If Optus had API-aware monitoring in place, the exposure of the testing API to public Internet traffic, the lack of authentication and the sending sensitive data to the Internet would have been detected, alerted and responded to by Optus far earlier than a post to a data-leak forum.

Authentication

It's hard to argue that an API does not need authentication. Perhaps an API of truly public data provided by a government agency might not need authentication but, even in that case, authentication is a lever that can be used to stop accidental or malicious over-use of an API. Authentication tells you who is making requests of your API which is vital to ensuring proper access to the API’s data. 

API architects have many options for authentication of APIs such as OAuth2, JWT, and OpenID Connect. Yet, even these standards can be implemented improperly leading to security vulnerabilities. Testing APIs prior to production ("Shift Left") and runtime monitoring can discover missing, weak or misconfigured authentication.

If Optus had sufficient API testing in place, the exposed API's lack of authentication would have been caught early in its development lifecycle. As mentioned above, API-aware monitoring would also alert for APIs lacking an authentication mechanism.

Unique identifiers

Unique or non-guessable identifiers are a common problem in software, not just APIs. However, the problem is compounded in APIs since APIs lack state and generally rely on identifiers or IDs to create, read, update and delete data (CRUD operations). By using IDs that simply increment vs generate randomly, an attacker has only to get a single ID from which they can accurately determine all the previous or next IDs by subtracting or adding 1. For example, let’s say one contactid is 1234. The first thing you do as an attacker is see if 1235 or 1233 works. In the case of Optus, just adding or subtracting 1 from the initially discovered contactid led to another valid contactid. With unique identifiers, attackers are forced to guess or brute-force for additional IDs which is both a time intensive process and quite noisy allowing for easier detection.

If Optus had used unique identifiers for the reported 'contactid', the attacker would have been significantly limited in their ability to extract such a large amount of sensitive data.

Rate limiting

While closely related to monitoring, rate-limiting is worth a special call out for APIs. One of the benefits of APIs is quick, programmatic access to data. However, such quick access can be abused which is where rate-limiting comes into play. By establishing limits on clients calling APIs, availability can be preserved and resource exhaustion avoided. That’s the reason the OWASP API Top 10 reserved a slot #4 for "Lack of Resource & Rate Limiting".

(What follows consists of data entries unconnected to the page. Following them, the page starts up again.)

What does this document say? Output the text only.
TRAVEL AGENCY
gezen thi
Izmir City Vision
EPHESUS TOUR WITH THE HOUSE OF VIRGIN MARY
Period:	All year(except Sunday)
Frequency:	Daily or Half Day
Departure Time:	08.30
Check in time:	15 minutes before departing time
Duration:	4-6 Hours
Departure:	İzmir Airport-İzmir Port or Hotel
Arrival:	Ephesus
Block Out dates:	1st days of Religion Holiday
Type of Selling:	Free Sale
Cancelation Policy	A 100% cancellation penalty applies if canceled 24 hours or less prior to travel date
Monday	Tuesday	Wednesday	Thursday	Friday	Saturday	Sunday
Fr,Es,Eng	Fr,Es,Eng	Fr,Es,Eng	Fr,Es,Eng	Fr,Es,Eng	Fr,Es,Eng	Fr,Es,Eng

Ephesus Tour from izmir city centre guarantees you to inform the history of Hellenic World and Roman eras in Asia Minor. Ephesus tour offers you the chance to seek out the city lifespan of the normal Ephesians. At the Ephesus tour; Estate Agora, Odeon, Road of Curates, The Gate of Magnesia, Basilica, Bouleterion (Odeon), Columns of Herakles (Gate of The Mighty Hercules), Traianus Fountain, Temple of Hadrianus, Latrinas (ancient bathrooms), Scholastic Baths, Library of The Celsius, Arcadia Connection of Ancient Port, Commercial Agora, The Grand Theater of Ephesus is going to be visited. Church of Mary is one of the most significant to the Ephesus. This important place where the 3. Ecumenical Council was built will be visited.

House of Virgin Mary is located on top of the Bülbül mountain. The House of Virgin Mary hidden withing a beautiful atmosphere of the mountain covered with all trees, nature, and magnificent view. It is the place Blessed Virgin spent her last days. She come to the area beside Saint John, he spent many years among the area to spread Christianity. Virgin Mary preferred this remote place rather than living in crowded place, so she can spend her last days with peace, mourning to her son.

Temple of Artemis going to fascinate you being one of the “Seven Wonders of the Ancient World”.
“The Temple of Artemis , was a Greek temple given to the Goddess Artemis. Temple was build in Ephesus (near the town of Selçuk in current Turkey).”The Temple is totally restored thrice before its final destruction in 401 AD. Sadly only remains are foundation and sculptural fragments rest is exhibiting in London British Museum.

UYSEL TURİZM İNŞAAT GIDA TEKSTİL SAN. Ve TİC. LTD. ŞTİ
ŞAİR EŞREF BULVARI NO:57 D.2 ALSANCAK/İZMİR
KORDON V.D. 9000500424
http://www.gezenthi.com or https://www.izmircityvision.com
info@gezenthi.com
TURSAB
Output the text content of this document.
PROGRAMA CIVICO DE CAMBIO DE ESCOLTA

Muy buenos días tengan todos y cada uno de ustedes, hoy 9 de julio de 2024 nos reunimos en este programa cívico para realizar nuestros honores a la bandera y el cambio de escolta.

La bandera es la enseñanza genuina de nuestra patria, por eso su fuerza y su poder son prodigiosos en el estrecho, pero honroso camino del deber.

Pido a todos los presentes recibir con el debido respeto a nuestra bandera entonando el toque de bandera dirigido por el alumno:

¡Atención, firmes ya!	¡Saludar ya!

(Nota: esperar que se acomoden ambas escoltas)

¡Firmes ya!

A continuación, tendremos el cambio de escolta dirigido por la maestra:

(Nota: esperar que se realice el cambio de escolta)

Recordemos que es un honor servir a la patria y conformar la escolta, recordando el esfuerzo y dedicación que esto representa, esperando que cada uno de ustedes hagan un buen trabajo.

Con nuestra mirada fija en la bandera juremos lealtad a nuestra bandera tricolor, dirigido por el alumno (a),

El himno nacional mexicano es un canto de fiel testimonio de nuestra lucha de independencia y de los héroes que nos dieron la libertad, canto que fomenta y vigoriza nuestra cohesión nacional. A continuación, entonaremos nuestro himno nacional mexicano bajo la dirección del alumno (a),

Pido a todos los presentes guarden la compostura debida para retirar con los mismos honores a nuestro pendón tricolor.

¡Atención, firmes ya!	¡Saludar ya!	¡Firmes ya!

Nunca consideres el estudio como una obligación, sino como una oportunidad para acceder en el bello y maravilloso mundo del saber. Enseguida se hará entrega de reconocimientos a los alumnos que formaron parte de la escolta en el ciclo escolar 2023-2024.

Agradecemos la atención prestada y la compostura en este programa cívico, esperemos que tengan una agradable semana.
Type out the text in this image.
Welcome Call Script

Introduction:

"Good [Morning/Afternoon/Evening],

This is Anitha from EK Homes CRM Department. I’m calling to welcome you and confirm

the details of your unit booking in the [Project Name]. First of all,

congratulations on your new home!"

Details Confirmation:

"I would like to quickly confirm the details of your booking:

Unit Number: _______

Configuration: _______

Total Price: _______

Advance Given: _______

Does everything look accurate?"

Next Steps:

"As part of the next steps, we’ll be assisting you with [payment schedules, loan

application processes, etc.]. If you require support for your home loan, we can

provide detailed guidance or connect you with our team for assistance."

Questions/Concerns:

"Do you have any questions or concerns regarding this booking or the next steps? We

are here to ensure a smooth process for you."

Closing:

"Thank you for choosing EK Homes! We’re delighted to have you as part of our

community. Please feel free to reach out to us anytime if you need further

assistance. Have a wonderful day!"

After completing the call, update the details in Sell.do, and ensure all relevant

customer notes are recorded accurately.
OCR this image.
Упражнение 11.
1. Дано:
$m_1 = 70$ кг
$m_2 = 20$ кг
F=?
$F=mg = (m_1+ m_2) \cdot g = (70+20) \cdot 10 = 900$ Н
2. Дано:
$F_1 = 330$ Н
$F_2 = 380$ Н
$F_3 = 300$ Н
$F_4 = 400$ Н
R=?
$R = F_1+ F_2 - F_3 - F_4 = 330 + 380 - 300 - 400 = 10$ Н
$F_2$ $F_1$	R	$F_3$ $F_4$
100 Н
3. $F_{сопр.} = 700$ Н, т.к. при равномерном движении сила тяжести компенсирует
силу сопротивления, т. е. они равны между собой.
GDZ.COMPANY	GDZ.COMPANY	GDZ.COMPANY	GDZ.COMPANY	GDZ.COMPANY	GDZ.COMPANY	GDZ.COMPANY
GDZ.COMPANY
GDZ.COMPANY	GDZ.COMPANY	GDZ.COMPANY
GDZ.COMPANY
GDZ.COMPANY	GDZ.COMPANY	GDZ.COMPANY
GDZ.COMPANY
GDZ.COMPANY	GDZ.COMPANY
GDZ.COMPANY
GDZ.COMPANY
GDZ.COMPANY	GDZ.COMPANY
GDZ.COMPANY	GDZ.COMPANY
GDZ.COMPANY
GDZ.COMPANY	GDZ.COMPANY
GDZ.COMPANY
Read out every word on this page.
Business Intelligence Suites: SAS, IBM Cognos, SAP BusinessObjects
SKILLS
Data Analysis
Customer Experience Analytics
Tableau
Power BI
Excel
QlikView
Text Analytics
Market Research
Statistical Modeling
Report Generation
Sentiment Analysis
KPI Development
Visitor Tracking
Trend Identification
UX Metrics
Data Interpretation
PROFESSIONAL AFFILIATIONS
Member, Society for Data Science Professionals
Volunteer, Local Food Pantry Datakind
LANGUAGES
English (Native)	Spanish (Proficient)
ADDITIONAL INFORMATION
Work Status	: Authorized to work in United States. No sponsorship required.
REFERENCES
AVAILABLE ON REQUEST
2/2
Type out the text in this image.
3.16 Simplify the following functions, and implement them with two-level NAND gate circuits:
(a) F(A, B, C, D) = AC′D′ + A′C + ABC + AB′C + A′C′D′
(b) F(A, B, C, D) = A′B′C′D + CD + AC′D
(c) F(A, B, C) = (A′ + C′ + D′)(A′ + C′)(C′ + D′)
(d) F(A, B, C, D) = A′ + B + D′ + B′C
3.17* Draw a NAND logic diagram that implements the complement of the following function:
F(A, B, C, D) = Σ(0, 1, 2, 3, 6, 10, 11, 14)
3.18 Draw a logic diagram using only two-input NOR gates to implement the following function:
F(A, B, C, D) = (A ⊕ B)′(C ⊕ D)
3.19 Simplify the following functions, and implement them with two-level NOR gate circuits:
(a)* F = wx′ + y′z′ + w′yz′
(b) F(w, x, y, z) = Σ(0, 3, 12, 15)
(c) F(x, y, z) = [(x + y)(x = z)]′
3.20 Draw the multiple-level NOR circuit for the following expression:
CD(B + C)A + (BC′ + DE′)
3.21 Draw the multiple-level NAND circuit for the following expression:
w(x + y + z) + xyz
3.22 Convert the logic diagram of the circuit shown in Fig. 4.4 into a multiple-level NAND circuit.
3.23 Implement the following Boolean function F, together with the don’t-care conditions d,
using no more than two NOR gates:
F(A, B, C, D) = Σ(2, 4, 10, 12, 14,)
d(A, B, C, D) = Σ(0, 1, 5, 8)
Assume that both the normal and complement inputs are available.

Unconfirmed reports suggest that an API Gateway was being used by Optus. If so, that API gateway failed to sufficiently rate limit the attackers access to Optus's sensitive data. Even with more sophisticated attackers utilizing multiple IPs/clients to reduce any single client's footprint, monitoring using machine learning or other detection techniques should easily detect a spike in requests in the millions. If nothing else, the aggregate requests to that API were certainly higher than usual during the attack. While rate limiting can slow down an attack and preserve availability, it should be used in combination with monitoring to find ‘low and slow’ attacks.

Conclusion

As demonstrated above, securing APIs can be complex and large data exposures can occur for one of many reasons. This is why a holistic approach to API security is truly required to adequately protect APIs. It’s said that “Data is the new oil”.  If so, APIs are the pipelines that transfer that new ‘oil’ across the Internet. Make sure your pipelines – that is, APIs– are protected. Otherwise, you’ll be cleaning up an ‘oil’ spill, which is a very messy business.